Lecture I (Feb. 8): The social ladder and the family tree
Lecture II (Feb. 9): We the People (You Must Go)

Dr. Mbuvi is Assistant Professor of Religion at High Point University. She received a Ph.D. in Religion (with minors in Literature, Judaic Studies) from Duke University, and a M.T.S. in Biblical Studies from Palmer Theological Seminary, St. David’s, PA. Dr. Mbuvi received a B.A, in Philosophy and Literary Theory from Bryn Mawr College, Bryn Mawr, PA. She also earned a Certificate in Nonprofit Management from Duke University

Dr. Mbuvi’s areas of Specialization include Hebrew Bible, literary and theological approaches to biblical interpretation, concepts of identity and community, religion and literature and Jewish studies. She has taught courses in Old Testament Studies, Hebrew Prophets, Pentateuch, Introduction to Judaism, Biblical Hebrew for Reading, Biblical Interpretation, Psalms and Wisdom Literature, and Women in the Bible.

Dr. Mbuvi says she was drawn to the Hebrew Bible because of its vivid stories and rich language, and because of the way it connects the various streams of her identity. Born into an interracial family, she grew up Jewish in the black church.
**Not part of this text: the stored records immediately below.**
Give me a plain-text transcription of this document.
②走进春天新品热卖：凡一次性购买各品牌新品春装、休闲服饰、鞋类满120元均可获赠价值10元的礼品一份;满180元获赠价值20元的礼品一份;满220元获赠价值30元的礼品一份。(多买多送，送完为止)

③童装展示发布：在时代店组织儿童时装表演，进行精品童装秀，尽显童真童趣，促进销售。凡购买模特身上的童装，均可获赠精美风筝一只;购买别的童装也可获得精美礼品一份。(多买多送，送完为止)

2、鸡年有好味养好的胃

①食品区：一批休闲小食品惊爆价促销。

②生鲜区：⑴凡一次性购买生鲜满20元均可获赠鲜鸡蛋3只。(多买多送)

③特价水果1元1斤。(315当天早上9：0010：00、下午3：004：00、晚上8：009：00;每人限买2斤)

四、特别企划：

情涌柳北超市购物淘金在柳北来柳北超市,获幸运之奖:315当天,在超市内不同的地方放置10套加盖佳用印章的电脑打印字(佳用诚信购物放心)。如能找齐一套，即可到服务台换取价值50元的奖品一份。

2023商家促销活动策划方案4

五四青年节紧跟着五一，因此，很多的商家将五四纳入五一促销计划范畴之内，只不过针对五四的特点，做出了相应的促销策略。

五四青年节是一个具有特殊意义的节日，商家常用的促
In the classroom, she draws on that experience to help students encounter voices from a wide variety of perspectives, expanding their horizons while also developing their own point of view.

Her research also brings together multiple streams. She approaches biblical studies from an interdisciplinary perspective, engaging questions of identity and community that are prominent in both the biblical texts and contemporary conversations about how we live with those texts and with each other. Her first book, Belonging in Genesis: Biblical Israel and the Politics of Identity Formation, was recently published by Baylor University Press.

The lectures are free and all are welcome.